#  Other Applications & Softwares  > PowerPoint Formatting & General >  >  Powerpoint excel integration

## frankienap

Here is my situation: I capture client information and create tables and charts in excel. I then paste as links this information into a powerpoint template (about 80 pages) to create client presentations. Tables, charts and legends almost always go in the same place. However, every time I make a presentation, it's as if I have to do it from start. I also end up typing a bunch of client information (names, ages, etc.) into text boxes in powerpoint.

Issue: Is it possible to automatically create my powerpoint presentation from excel without copying and pasting 20 something tables and charts? This is a repetitive process which should be programmable. 

Another (related) issue I have is typing in repeating data from excel (e.g., client information such as names and ages) into text boxes in powerpoint. I would be great if powerpoint looked up this info in the excel file and filled out everything automatically.

I can't be the only one with this problem, but I've literally spent hours trying to figure out a solution. I would be *very* appreciative for any suggestions. 

Thanks, 
Frank

----------


## bigroo1958

Hi Frank,

I found this link the other day which I thought was very nice to know and helpful.
I create a lot of excel documents which I have linked to Powerpoint, but very simple about 25 slides only and these are updated monthly.

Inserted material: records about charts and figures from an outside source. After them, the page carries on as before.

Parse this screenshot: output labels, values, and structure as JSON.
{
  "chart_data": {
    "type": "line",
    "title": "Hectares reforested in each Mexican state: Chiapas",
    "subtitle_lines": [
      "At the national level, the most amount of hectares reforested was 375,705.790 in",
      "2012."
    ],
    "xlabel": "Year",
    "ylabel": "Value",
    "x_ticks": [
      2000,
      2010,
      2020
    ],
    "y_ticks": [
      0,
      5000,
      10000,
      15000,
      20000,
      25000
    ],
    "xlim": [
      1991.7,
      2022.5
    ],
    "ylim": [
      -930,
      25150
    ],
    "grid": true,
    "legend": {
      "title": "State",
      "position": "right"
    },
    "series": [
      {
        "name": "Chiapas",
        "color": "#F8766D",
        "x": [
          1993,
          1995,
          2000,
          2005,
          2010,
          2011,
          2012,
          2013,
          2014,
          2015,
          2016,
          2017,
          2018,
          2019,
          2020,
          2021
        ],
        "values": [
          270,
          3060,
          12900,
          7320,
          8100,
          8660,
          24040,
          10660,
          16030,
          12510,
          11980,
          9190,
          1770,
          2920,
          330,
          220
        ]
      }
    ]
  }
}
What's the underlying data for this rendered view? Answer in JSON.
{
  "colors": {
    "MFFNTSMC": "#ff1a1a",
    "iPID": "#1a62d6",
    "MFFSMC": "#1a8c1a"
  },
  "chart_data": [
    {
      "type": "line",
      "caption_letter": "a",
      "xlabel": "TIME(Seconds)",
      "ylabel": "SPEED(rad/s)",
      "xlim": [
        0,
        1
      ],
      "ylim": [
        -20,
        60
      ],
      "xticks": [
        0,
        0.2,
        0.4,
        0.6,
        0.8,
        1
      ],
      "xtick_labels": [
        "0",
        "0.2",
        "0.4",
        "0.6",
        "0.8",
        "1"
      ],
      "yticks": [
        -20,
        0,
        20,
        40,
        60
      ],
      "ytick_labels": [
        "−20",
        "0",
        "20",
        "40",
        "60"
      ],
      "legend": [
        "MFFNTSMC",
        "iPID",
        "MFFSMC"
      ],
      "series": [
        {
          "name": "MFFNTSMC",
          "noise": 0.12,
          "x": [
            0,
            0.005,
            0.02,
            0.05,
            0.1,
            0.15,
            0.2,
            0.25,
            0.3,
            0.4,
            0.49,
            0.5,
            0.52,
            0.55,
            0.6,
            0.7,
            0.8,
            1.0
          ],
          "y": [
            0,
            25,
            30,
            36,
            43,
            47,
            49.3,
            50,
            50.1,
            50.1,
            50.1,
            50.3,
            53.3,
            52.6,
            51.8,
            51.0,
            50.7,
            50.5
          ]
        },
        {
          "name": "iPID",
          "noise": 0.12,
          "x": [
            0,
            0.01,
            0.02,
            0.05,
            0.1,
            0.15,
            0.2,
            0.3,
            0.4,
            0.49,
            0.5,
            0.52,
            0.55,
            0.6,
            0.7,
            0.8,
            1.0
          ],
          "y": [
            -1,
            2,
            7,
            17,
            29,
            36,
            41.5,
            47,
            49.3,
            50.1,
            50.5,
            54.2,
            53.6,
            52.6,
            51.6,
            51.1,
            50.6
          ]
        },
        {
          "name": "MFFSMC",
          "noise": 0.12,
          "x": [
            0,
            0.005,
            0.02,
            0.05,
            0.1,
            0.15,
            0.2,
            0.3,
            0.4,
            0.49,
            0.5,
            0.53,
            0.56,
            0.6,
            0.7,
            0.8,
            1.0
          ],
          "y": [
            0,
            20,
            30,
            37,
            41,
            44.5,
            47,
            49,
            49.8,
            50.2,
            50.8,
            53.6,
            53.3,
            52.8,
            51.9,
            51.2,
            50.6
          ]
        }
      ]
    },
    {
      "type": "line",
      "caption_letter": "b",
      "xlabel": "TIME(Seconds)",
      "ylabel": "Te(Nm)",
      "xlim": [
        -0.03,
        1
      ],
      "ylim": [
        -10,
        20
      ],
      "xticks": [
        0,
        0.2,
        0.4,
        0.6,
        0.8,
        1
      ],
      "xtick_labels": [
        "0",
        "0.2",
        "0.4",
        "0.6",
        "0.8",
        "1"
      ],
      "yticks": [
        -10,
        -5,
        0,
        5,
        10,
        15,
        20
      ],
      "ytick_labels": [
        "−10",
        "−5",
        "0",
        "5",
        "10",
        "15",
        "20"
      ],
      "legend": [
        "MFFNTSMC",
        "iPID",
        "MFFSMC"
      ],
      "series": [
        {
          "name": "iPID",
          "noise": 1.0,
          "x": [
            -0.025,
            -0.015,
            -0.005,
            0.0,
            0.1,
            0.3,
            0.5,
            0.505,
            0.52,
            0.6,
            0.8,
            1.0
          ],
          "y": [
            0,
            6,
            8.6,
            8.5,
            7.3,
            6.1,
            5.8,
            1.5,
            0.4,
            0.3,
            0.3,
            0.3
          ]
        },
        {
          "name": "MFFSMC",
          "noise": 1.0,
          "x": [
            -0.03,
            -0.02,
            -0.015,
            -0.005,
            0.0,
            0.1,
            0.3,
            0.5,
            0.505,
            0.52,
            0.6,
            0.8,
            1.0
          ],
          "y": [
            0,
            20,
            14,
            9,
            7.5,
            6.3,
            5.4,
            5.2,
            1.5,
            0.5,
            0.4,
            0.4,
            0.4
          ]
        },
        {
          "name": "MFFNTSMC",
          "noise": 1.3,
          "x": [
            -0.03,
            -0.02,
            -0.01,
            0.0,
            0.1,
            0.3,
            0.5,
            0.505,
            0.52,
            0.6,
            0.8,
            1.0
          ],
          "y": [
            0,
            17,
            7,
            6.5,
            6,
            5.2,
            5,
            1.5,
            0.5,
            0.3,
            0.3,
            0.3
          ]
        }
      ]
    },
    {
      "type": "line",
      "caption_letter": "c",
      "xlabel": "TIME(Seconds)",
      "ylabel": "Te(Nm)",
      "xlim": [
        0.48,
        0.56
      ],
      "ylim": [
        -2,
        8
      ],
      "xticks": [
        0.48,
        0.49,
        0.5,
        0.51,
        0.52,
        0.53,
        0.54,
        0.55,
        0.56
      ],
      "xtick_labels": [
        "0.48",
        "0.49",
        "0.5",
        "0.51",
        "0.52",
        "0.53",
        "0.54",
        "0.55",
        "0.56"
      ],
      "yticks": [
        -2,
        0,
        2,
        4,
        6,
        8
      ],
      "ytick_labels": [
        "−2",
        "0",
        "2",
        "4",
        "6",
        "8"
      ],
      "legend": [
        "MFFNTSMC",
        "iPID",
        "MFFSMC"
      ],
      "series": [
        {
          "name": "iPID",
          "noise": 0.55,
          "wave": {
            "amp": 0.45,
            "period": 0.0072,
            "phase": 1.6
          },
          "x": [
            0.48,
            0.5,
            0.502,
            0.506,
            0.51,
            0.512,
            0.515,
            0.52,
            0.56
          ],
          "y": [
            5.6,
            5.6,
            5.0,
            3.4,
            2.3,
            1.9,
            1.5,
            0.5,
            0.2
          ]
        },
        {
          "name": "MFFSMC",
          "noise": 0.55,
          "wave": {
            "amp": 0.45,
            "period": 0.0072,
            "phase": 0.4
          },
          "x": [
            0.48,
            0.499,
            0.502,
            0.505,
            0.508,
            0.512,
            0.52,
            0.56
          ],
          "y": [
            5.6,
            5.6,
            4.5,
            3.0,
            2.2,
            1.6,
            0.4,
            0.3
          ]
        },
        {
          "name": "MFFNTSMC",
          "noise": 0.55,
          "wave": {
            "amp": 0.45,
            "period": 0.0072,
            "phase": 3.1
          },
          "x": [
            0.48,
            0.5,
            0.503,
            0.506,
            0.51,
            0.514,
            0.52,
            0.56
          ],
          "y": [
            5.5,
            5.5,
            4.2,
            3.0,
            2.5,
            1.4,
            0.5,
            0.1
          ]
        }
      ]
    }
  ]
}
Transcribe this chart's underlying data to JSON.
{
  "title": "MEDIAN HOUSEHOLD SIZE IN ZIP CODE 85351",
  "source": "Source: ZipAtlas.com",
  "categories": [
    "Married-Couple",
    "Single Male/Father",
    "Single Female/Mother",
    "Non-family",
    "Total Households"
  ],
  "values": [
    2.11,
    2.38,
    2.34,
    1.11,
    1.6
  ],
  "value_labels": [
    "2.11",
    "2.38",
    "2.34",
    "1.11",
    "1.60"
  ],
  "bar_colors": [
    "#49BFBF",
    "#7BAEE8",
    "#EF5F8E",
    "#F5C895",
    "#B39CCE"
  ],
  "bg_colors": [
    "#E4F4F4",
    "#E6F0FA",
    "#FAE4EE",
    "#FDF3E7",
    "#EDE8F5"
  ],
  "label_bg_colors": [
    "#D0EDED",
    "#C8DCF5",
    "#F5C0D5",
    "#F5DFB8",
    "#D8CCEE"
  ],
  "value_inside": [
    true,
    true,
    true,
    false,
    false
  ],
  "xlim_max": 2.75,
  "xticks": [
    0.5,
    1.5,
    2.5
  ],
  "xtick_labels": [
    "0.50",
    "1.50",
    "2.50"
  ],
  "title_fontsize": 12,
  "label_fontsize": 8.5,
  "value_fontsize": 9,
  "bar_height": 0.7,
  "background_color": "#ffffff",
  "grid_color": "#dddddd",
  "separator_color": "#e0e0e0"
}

Look at this link, it may be the answer to your prays!!

http://chandoo.org/wp/2011/08/03/cre...ing-excel-vba/

Let us know if this helps??

----------


## siri_tvrs

Hi,

Yes you can definitely do this.  But, what you need to do is you create a master powerpoint file and update all the excel data into the powerpoint in the below manner.

Copy data from excel and while pasting into powerpoint click on Paste special - Paste link as "Microsoft Office Excel Chart Object"
Now you will have the same data from Excel to Powerpoint.
Whenever you open the powerpoint file it will ask a message whether to Update the link or not.

This helps in having the powerpoint updated whenever you update anything on the excel.  This way your powerpoint is fully automated.

----------